Imaginez qu'on vous tire du lit après un long sommeil de 18 mois et qu'on vous place devant le premier miroir venu: j'ose à peine imaginer la tête que vous feriez! Alors, dans la foulée, est-il bien raisonnable de juger de la qualité d'un millésime qui sommeille encore en fût ou qui vient tout juste d'être bousculé par une récente mise en bouteille? Bien sûr que non.

C'est pourtant l'invitation à laquelle était conviée la semaine dernière une foule de professionnels aguerris du monde entier répondant à la proposition de l'Union des grands crus de Bordeaux. Cinq jours, 200 échantillons dégustés pour se forger une opinion. Vous comprendrez que la tâche fût pour le moins délicate!

Quand 2004 se rattrape sur 2003

Laissez la liane à elle-même et elle partira dans toutes les directions avec une surcharge en fruits inversement proportionnelle à la qualité du vin produit. Le millésime 2004 exigeait en ce sens une discipline très pointue sur le terrain afin de limiter la production, un peu comme si le végétal, privé de sa production normale lors d'une récolte atypique en 2003, prenait sa revanche cette année dans ce millésime de lente et de longue maturation. Surtout pour les merlots qui ont démarré en trombe.
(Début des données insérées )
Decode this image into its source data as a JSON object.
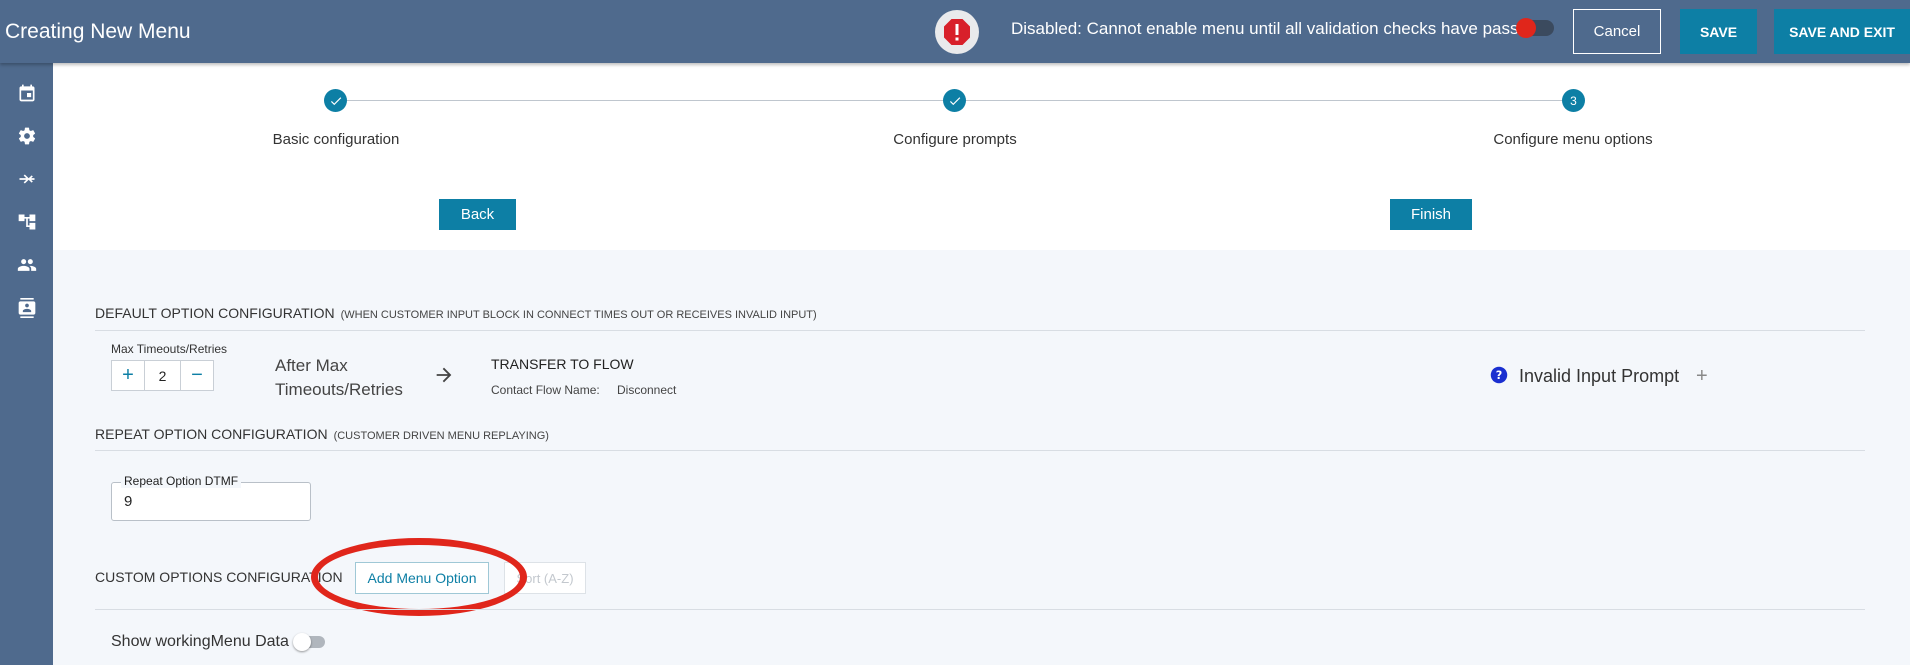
{
  "header": {
    "title": "Creating New Menu",
    "alert_icon": "exclamation-octagon-icon",
    "status_message": "Disabled: Cannot enable menu until all validation checks have passed",
    "enable_toggle": false,
    "cancel_label": "Cancel",
    "save_label": "SAVE",
    "save_exit_label": "SAVE AND EXIT"
  },
  "sidebar": {
    "items": [
      {
        "icon": "calendar-icon"
      },
      {
        "icon": "gear-icon"
      },
      {
        "icon": "transfer-arrows-icon"
      },
      {
        "icon": "flow-tree-icon"
      },
      {
        "icon": "users-icon"
      },
      {
        "icon": "contact-card-icon"
      }
    ]
  },
  "stepper": {
    "steps": [
      {
        "label": "Basic configuration",
        "state": "complete"
      },
      {
        "label": "Configure prompts",
        "state": "complete"
      },
      {
        "label": "Configure menu options",
        "state": "active",
        "number": "3"
      }
    ],
    "back_label": "Back",
    "finish_label": "Finish"
  },
  "default_option": {
    "title": "DEFAULT OPTION CONFIGURATION",
    "subtitle": "(WHEN CUSTOMER INPUT BLOCK IN CONNECT TIMES OUT OR RECEIVES INVALID INPUT)",
    "max_timeouts_label": "Max Timeouts/Retries",
    "max_timeouts_value": "2",
    "increment_symbol": "+",
    "decrement_symbol": "−",
    "after_max_label": "After Max Timeouts/Retries",
    "transfer_title": "TRANSFER TO FLOW",
    "contact_flow_label": "Contact Flow Name:",
    "contact_flow_value": "Disconnect",
    "invalid_prompt_label": "Invalid Input Prompt",
    "add_symbol": "+"
  },
  "repeat_option": {
    "title": "REPEAT OPTION CONFIGURATION",
    "subtitle": "(CUSTOMER DRIVEN MENU REPLAYING)",
    "dtmf_label": "Repeat Option DTMF",
    "dtmf_value": "9"
  },
  "custom_options": {
    "title": "CUSTOM OPTIONS CONFIGURATION",
    "add_menu_label": "Add Menu Option",
    "sort_label": "Sort (A-Z)",
    "show_data_label": "Show workingMenu Data",
    "show_data_toggle": false
  },
  "colors": {
    "topbar": "#4f6a8d",
    "accent": "#0d7fa5",
    "highlight": "#e0261b"
  }
}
«Tous les bourgeons et contre bourgeons étaient fertiles, il fallait en éliminer pour supprimer dès le départ des rendements qui s'avéraient très importants. Malgré cela, il n'était pas rare de se retrouver avec des grappes de merlots de plus d'un kilo!», avançait le professeur Yves Glories, de la Faculté d'oenologie de Bordeaux, lors de la conférence de presse sur la prestation du millésime. «Plus que jamais, il fallait éclaircir sur pied pour empêcher les "paquets", surtout chez les cabernets qui ont été plus longs à mûrir. Ce sera aussi une année où la technologie au chai sera nécessaire afin de s'assurer une extractibilité* qui, si elle était plus difficile qu'en 2003, n'en offrait pas moins une richesse en polyphénols** totaux supérieurs.»
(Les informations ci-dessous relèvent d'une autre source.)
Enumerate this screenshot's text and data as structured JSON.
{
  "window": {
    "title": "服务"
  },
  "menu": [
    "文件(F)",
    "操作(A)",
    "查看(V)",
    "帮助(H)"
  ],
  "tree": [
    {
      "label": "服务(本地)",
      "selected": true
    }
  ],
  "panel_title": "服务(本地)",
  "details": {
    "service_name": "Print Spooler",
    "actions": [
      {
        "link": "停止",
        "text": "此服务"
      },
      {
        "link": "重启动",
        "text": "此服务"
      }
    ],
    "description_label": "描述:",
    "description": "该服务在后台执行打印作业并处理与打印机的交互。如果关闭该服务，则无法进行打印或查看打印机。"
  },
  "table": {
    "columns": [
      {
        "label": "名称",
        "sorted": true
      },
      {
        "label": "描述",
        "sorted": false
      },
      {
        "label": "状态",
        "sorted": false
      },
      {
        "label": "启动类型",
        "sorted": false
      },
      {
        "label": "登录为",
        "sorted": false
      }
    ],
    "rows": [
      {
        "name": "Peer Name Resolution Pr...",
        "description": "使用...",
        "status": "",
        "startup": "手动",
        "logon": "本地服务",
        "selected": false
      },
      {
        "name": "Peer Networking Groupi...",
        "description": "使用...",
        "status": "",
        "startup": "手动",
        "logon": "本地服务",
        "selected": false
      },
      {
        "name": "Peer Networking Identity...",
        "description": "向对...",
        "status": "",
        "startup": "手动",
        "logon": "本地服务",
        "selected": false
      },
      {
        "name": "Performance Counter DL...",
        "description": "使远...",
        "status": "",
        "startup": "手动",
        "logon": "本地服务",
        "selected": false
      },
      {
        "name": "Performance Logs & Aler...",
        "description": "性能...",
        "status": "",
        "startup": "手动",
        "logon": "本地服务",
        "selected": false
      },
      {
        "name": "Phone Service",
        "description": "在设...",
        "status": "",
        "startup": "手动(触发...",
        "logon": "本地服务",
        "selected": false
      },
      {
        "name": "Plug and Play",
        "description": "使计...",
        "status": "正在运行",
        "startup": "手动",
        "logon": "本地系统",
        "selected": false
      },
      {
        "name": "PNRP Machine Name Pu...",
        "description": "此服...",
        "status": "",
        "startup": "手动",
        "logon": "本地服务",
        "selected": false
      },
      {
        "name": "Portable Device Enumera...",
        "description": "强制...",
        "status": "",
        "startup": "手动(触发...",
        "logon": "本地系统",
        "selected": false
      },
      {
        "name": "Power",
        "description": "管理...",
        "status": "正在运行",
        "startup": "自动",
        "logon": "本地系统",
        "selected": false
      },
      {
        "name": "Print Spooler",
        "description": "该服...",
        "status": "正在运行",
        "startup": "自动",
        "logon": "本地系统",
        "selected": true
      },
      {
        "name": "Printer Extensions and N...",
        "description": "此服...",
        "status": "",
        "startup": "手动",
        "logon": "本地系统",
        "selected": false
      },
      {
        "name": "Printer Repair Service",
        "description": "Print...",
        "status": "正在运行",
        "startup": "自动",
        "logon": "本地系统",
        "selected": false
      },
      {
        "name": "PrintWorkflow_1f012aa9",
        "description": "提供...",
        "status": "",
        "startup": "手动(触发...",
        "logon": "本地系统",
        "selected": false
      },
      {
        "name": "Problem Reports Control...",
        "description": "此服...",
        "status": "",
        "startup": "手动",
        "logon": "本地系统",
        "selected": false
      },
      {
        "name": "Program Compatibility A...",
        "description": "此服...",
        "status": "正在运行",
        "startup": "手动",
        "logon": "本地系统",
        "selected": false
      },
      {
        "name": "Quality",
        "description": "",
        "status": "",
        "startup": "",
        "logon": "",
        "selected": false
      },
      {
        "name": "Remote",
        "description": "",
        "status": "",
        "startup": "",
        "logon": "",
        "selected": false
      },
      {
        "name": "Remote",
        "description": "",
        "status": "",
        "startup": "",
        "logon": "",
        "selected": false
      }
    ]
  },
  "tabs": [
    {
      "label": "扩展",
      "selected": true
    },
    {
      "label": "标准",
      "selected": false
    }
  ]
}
Bref et pour faire court: le millésime 2004 offre déjà à la dégustation des vins à la fois très colorés, avec les meilleurs indices tanins-anthocyanes des cinq dernières années ainsi que de fortes acidités (surtout maliques), qui renforcent trop souvent, d'après ce qu'il m'a été permis de goûter, des tanins verts en déficit de maturité. Surtout chez les cabernets. Mais il y a des exceptions!

Rive droite? Rive gauche?

Il n'est pas exagéré de penser aujourd'hui que si la récolte des merlots a pu se pratiquer à l'intérieur d'une «fenêtre» de maturité optimum par rapport aux cabernets qui ont traîné en longueur (octobre par temps frais et maussade), les vins de Saint-Émilion mais surtout de pomerol se tirent bien d'affaires. C'est cependant en appellation Graves et Pessac-Léognan (rive gauche) que se retrouvent les meilleurs équilibres car il était possible ici d'ajouter, sur une base de merlot, un apport d'excellent cabernet sauvignon.
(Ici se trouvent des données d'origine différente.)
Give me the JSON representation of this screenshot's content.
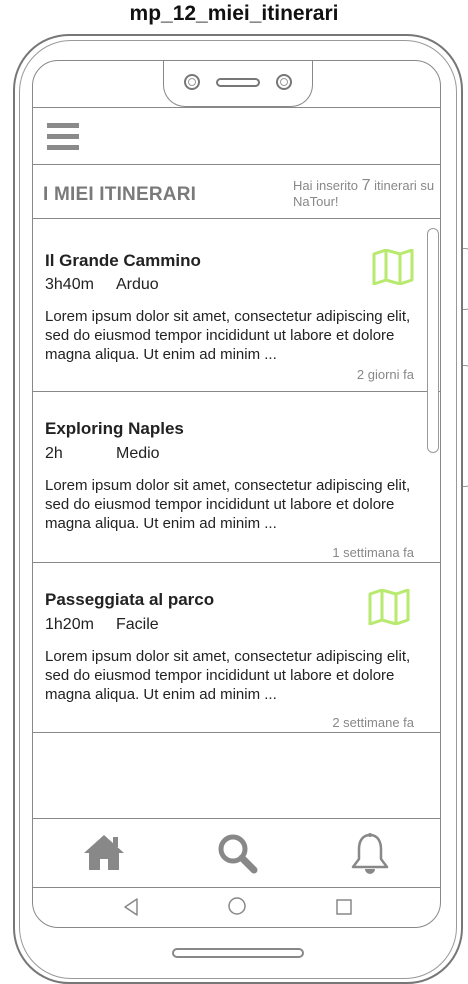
{
  "frame_title": "mp_12_miei_itinerari",
  "header": {
    "menu_icon": "hamburger-menu-icon",
    "page_title": "I MIEI ITINERARI",
    "summary_prefix": "Hai inserito ",
    "summary_count": "7",
    "summary_suffix": " itinerari su NaTour!"
  },
  "itineraries": [
    {
      "title": "Il Grande Cammino",
      "duration": "3h40m",
      "difficulty": "Arduo",
      "description": "Lorem ipsum dolor sit amet, consectetur adipiscing elit, sed do eiusmod tempor incididunt ut labore et dolore magna aliqua. Ut enim ad minim ...",
      "time_ago": "2 giorni fa",
      "has_map": true
    },
    {
      "title": "Exploring Naples",
      "duration": "2h",
      "difficulty": "Medio",
      "description": "Lorem ipsum dolor sit amet, consectetur adipiscing elit, sed do eiusmod tempor incididunt ut labore et dolore magna aliqua. Ut enim ad minim ...",
      "time_ago": "1 settimana fa",
      "has_map": false
    },
    {
      "title": "Passeggiata al parco",
      "duration": "1h20m",
      "difficulty": "Facile",
      "description": "Lorem ipsum dolor sit amet, consectetur adipiscing elit, sed do eiusmod tempor incididunt ut labore et dolore magna aliqua. Ut enim ad minim ...",
      "time_ago": "2 settimane fa",
      "has_map": true
    }
  ],
  "tab_bar": [
    "home-icon",
    "search-icon",
    "bell-icon"
  ],
  "system_nav": [
    "back-icon",
    "home-circle-icon",
    "recents-square-icon"
  ],
  "colors": {
    "map_icon": "#b7ea6e",
    "tab_icon": "#888888",
    "muted_text": "#888888"
  }
}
«Mais fallait-il encore là être circonspect sur les boisés qui, en général, étaient à mon sens parfois trop appuyés avec des assèchements de fin de bouche manifeste», enchaînera le professeur Glories. Quant aux liquoreux, joli botrytis*** sur les premières tries avant les pluies, mais il a fallu trier sévèrement par la suite sur des pourritures qui n'avaient de noblesse que le titre. Sans la couronne!

En résumé, le millésime 2004 goûté en primeur laisse l'impression à ce jour d'un grand millésime classique bordelais, coloré et de première fraîcheur mais aussi d'un millésime qui exigeait beaucoup de savoir-faire afin de maîtriser au mieux maturations et extractions sous-jacentes, surtout pour les cabernets.

Les blancs, aériens et stylés, offrent sans doute, à ce jour du moins, un équilibre supérieur aux rouges. Côté prix, encore trop tôt pour lâcher le morceau, mais il apparaît que certains châteaux lorgnent vers une hausse, bien évidemment injustifiée.

* Extractibilité: action menant à la libération

de la matière colorante.

** Polyphénols: extraits responsables de la coloration des vins.

*** Botrytis: champignon responsable de la pourriture noble.